The fourth gift was living a life of integrity; doing what was right, not popular. His decisions were always based on ethics first. True to his values, even under intense pressure, he wasn’t always the most liked person. That’s because he told the people what they needed to hear, not what they wanted to hear; he spoke the truth. I could always count on him to be straight with me. His compass was true north. I appreciated how you could tell him anything because he would never break your confidence.

The gift of feedback and coaching, No. 5, helped me to grow, eliminating negative behaviors that were detrimental to me and others. She was masterful at asking the right question at the right time for the right reason. Never leading or manipulative, our conversations were about exploring problems and opportunities, applying multiple solutions and options. In the process, my decision making and problem solving skills were honed so that I gained the confidence necessary to take risks on my own. Priceless.

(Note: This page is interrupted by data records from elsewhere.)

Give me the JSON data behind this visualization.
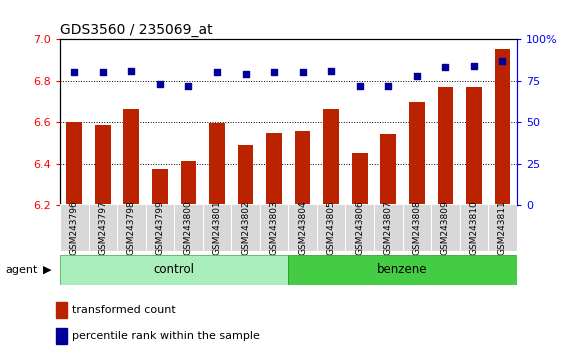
{
  "title": "GDS3560 / 235069_at",
  "categories": [
    "GSM243796",
    "GSM243797",
    "GSM243798",
    "GSM243799",
    "GSM243800",
    "GSM243801",
    "GSM243802",
    "GSM243803",
    "GSM243804",
    "GSM243805",
    "GSM243806",
    "GSM243807",
    "GSM243808",
    "GSM243809",
    "GSM243810",
    "GSM243811"
  ],
  "bar_vals": [
    6.6,
    6.585,
    6.665,
    6.375,
    6.415,
    6.595,
    6.49,
    6.55,
    6.555,
    6.665,
    6.45,
    6.545,
    6.695,
    6.77,
    6.77,
    6.95
  ],
  "pr_vals": [
    80,
    80,
    81,
    73,
    72,
    80,
    79,
    80,
    80,
    81,
    72,
    72,
    78,
    83,
    84,
    87
  ],
  "ylim_left": [
    6.2,
    7.0
  ],
  "ylim_right": [
    0,
    100
  ],
  "yticks_left": [
    6.2,
    6.4,
    6.6,
    6.8,
    7.0
  ],
  "yticks_right": [
    0,
    25,
    50,
    75,
    100
  ],
  "ytick_labels_right": [
    "0",
    "25",
    "50",
    "75",
    "100%"
  ],
  "bar_color": "#bb2200",
  "dot_color": "#000099",
  "plot_bg": "#ffffff",
  "ticklabel_bg": "#d8d8d8",
  "ticklabel_edge": "#aaaaaa",
  "control_bg": "#aaeebb",
  "benzene_bg": "#44cc44",
  "agent_row_bg": "#cccccc",
  "grid_color": "#000000",
  "legend_bar_label": "transformed count",
  "legend_dot_label": "percentile rank within the sample",
  "agent_text": "agent",
  "control_text": "control",
  "benzene_text": "benzene",
  "n_control": 8,
  "n_benzene": 8
}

Happiness comes from serving a greater purpose, having a deeper meaning in what you do. It’s not a job, it’s a mission. According to Tony Hsieh, CEO of, there is a difference between motivation and inspiration. He said, “What are you so passionate about doing that you would do it anyway, even if you never made a dime?” I would agree. My managers gave me the gift of their passion, enthusiasm and vision for something greater. They helped me to connect the details of my work to a bigger picture.

Gift No. 7 is allowing me to do what I do best everyday, playing to my strengths and helping me to manage around my weaknesses. I thank these managers every day for not trying to make me into something that I could never be successfully. Each saw in me my unique talents and found ways for me to develop those  into strengths: my positivity, energy, action orientation and communication skills were nurtured and celebrated. My organizational skills were coached and given support.

The gift of sharing their knowledge and experience is unbelievable to me. Never worried about the possibility of me being promoted beyond their position, these managers willingly share all of their tips, techniques, shortcuts and best practices to help me avoid the land mines, duck the hazards and take advantage of opportunities. If you ever have the chance to mentor another person, please do it. The gifts flow in both directions.

Along with the gift of mentorship, is making connections, No. 9. According to Herb Kelleher, chairman of Southwest Airlines, the business of business is people. My best manager would always be introducing me to people who worked in different departments or with other organizations. She helped me to develop my networking skills so I would be comfortable and confident making the necessary connections with those who would be instrumental to my career going forward.

While it was hard to recognize then, stretching me to accept challenges was an invaluable gift. There were many times when I was given a task, assigned a role or put into a position that scared me to death. I wondered if I had the right stuff to get it done and done right. The confidence and unwavering support of my managers was like an invisible hand, always lifting you up. They never said I couldn’t quit, however they always pointed out the choices and consequences of my decisions.

Lastly, gifts 11 and 12 support each other. Autonomy and the ability to learn from mistakes enabled me to become the entrepreneur I am today. My managers created the direction, established the goal (with my buy-in) and then let me define the best way to get there. Did
I make some mistakes? Sure. I said “how fascinating” a thousand different times. Their willingness to let me choose my own path, use my experience, knowledge and talents created a sense of ownership and commitment. As a manager, the greatest gift you can receive is to know that your character and your actions made a positive difference
in the lives of the people who work with you.

To those managers, I say, “thank you for the gifts and Happy Holidays.”